A while back, when I was still working on HOC, I wrote about how I’d kind of gone above and beyond the torture of my heroine such that I made her something of a Mary Sue. I way overdid the angst and had to go back and more carefully pick and choose the tortures I heaped upon her such that they added something to the story. In an effort to avoid that particular brand of cliche, I wound up making both my hero and heroine in Til Death far too well-adjusted. Not that they both have to be tortured, but damn they needed some issues to make life (and the story) interesting.
This entire story originated from the germ of an idea, that a kid out playing with a metal detector winds up finding a ring–with a body still attached. Said kid turns into hero Wyatt, homicide detective with Atlanta PD. But other than being sort of a puzzle he couldn’t let go, he wasn’t really messed up by it. It was, as Pot put it, like an annoying ingrown toenail rather than something that tortured him (clearly she never had the kind of ingrown toenails I did as a kid). But she was absolutely right. It should have had more impact. That case, finding that Jane Doe, should haunt him. Give him issues. Then she made the suggestion that the haunting be literal. Like that Jane Doe sticks with him once he finds her.
That idea clicked immediately. I can envision all sorts of ways in which having a ghost haunting him for 2 decades would both direct and complicate his life and relationships. Sorry Wyatt, I can’t be a nice author anymore. The gloves are coming off, and I’ve got to screw with your head. There was a sort of vague notion originally of him questioning his sanity–now I’m absolutely going to play that up, forcing not only him, but everyone else to do so as well. And to further complicate things? Yeah, Marin no longer has a background as an accountant–she was a shrink.
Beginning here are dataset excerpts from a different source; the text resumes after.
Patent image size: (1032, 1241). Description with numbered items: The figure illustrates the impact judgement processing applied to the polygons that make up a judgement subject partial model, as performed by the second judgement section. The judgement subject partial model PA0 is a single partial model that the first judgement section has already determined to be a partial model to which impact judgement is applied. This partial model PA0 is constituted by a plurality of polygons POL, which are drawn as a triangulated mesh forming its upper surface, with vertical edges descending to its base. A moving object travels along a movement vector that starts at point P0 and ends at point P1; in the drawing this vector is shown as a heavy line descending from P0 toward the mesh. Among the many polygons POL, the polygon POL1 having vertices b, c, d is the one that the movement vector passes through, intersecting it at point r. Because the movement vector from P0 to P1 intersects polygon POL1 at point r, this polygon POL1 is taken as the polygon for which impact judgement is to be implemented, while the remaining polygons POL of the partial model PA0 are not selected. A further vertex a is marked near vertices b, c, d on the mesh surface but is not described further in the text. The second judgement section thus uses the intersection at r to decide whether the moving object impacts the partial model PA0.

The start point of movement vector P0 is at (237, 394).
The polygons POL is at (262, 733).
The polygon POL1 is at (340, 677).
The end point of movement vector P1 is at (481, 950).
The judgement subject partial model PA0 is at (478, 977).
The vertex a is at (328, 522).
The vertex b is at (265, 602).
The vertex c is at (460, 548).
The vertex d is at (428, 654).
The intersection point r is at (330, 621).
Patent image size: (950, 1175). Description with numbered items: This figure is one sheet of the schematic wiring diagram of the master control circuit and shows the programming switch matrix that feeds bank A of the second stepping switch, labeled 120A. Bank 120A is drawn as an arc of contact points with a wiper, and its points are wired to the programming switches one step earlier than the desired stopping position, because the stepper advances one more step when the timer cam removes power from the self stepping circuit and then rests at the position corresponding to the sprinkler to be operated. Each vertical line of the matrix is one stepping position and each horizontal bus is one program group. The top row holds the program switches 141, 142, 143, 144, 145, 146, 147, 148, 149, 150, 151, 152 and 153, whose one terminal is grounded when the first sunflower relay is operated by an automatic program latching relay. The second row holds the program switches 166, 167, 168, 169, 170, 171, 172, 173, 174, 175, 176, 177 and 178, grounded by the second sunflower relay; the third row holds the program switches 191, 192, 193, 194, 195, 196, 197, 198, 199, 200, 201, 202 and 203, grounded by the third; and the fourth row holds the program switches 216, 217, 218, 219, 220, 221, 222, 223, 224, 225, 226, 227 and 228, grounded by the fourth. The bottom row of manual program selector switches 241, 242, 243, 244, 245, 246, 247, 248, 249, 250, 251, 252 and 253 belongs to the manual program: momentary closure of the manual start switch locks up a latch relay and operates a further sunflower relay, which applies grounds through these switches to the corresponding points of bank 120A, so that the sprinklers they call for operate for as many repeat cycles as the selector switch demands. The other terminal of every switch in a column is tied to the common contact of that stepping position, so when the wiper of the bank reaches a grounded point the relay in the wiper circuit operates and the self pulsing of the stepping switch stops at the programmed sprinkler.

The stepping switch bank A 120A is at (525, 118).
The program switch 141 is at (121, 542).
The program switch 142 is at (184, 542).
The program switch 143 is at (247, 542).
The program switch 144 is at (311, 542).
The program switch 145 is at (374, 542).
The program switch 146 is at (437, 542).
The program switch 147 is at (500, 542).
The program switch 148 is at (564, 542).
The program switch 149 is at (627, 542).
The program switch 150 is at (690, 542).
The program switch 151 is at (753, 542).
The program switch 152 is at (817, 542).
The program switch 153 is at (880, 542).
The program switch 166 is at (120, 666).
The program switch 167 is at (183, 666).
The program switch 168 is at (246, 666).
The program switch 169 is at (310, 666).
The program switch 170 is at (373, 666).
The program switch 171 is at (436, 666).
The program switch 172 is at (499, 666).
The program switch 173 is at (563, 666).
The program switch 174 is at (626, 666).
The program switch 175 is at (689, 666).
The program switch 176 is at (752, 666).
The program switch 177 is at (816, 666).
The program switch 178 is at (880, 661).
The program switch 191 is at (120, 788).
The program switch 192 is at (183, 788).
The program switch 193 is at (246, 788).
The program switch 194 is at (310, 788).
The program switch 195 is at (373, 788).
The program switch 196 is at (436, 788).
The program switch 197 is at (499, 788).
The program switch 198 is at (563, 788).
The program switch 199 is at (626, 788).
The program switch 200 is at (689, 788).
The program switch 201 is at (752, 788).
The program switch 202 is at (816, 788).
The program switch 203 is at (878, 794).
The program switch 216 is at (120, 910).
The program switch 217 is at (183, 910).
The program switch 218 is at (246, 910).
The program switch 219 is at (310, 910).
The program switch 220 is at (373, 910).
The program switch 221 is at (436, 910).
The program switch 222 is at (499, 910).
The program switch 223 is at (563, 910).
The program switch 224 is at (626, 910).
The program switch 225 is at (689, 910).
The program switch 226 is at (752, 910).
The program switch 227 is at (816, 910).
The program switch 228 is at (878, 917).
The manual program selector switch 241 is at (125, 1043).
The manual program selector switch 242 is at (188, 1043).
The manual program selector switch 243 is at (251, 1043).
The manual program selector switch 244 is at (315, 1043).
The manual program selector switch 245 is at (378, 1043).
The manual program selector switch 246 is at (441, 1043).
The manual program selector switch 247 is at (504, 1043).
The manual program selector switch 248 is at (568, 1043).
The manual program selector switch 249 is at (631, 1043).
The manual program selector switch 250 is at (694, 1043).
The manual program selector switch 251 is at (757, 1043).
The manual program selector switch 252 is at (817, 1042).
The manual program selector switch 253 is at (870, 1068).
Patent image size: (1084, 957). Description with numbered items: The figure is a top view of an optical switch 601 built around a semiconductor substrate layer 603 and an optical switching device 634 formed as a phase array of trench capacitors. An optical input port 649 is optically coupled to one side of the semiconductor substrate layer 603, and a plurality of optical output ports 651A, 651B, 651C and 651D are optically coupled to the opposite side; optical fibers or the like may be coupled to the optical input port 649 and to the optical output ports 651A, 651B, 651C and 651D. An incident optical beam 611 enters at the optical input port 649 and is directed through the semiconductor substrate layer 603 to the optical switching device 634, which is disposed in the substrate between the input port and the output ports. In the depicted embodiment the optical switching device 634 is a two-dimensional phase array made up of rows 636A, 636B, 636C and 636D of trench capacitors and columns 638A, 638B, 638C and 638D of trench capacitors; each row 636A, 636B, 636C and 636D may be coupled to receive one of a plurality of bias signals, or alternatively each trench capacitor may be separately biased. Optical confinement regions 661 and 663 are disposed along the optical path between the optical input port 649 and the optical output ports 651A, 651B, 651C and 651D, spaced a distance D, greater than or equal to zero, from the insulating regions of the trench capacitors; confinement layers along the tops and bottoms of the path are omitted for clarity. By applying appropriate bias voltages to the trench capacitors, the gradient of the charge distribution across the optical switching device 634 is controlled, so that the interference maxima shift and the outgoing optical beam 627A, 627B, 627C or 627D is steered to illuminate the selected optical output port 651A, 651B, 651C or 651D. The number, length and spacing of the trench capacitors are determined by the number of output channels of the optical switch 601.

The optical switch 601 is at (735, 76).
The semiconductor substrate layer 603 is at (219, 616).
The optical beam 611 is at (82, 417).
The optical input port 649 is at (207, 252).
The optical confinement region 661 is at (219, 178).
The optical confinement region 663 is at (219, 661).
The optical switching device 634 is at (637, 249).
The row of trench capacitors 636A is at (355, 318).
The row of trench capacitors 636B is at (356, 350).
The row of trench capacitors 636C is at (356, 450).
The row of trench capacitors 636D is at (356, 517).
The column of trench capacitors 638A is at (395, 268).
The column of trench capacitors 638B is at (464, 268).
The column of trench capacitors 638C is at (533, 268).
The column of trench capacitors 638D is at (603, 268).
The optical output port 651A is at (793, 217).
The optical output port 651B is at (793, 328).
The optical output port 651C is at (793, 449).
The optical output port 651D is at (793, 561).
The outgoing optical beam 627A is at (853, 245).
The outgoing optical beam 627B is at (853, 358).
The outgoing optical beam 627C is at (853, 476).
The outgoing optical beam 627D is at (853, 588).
Someone who is both a natural and trained skeptic of the paranormal, who is inclined to think that someone who believes in ghosts, claims to see and interact with them, is delusional and hallucinating. She’s the absolute antithesis of what Wyatt needs in regards to someone he can tell all this stuff to. And he loves her anyway. Hello, I finally created an impossible relationship. From there, I came up with a really solid black moment that really fits the story and the characters rather than being or feeling contrived.
I spent last night and first thing this morning writing up a full story summary and sending it to Pot. I think it may be the first time I’ve written a solid plot with a firm beginning, middle, and end. Which is pretty exhilerating. Of course, it means trimming a lot of deadwood from the plot, working out a new outline and starting almost from scratch again, which sucks, but it feels like a much stronger plot. And I’ve come up with how to bring it more firmly into the realm of suspense liked I wanted–it’s just got a paranormal, psychological thing going on. Things are sort of clicking together and fitting. I’ve cut some of the subplots entirely (actually…I don’t know if I have any subplots now…I’m sure they’ll develop). I’ve cut some characters entirely. Changed others. It’s going to be a very different book, but still at the core about the same original idea. Lots of work to do.